Objectives: Because of the extensive variability in paracetamol clearance in young women, published data were pooled with newly collected observations in search of covariates of paracetamol pharmacokinetics (PK) within this specific population.
Subjects and methods: PK estimates and clinical characteristics [pregnant, weight, exposure to oral contraceptives (OC)] in young women following IV loading dose (2 g paracetamol) were pooled, using a non-compartmental linear disposition model in individual time-concentration profiles. Data were reported by median and range. Rank correlation was used to link clearance (l/h) to weight, Mann Whitney U test to compare clearance (l/h.m-2) between subgroups (pregnant, OC exposure). Finally, a multiple regression model with clearance (l/h) in all women and all non-pregnant women was performed.

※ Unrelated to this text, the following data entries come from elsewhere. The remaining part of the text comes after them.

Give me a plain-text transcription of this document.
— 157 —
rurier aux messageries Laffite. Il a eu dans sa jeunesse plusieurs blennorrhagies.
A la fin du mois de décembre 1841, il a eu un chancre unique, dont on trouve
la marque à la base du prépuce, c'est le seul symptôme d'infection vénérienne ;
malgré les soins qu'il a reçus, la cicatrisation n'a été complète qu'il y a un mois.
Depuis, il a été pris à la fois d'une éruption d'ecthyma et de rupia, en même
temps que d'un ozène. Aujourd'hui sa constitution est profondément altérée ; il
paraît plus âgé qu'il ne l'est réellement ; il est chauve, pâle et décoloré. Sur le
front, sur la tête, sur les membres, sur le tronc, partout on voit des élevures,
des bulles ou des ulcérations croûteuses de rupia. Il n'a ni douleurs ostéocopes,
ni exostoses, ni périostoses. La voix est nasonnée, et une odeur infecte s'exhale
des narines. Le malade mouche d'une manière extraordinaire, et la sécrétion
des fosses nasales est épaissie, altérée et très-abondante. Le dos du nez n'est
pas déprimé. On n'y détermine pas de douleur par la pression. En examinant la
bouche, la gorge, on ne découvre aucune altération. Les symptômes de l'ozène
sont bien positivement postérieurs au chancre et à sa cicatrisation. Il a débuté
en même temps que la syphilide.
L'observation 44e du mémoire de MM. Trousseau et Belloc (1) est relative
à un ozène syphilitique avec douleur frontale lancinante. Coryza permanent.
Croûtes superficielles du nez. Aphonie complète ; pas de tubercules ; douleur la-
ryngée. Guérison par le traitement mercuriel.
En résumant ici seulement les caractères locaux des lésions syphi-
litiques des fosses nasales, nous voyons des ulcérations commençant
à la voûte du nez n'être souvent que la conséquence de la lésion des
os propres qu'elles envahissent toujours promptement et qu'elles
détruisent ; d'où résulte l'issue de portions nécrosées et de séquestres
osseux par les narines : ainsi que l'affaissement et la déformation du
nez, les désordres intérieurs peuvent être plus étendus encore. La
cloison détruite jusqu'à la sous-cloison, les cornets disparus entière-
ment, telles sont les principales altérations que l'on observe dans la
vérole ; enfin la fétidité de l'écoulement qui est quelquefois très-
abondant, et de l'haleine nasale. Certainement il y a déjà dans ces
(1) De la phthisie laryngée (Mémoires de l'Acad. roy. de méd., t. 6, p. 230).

Results: Based on 73 paracetamol PK estimates, a 8-fold variability in clearance (range 7.1-62.2 l/h) was documented, in part explained by a correlation (r2=0.36) between clearance (l/h) and weight. Clearance (l/h and l/h.m-2) and distribution volume (l) at delivery (n=36) were higher compared to non-pregnant observations. In non-pregnant women, women on OC (n=20) had a higher paracetamol clearance (l/h.m-2) compared to women (n=17) not on OC (p = 0.023). Weight (p = 0.0043) and pregnancy (p = 0.02) were independent variables (r=0.56) of paracetamol clearance (l/h). In non-pregnant women, weight (p = 0.009) and OC exposure (p = 0.03) were independent variables (r=0.51).
Conclusions: Weight, pregnancy and OC result in higher clearance of IV paracetamol in young women. Besides compound specific relevance, these findings also unveil covariates of drug metabolism in young women.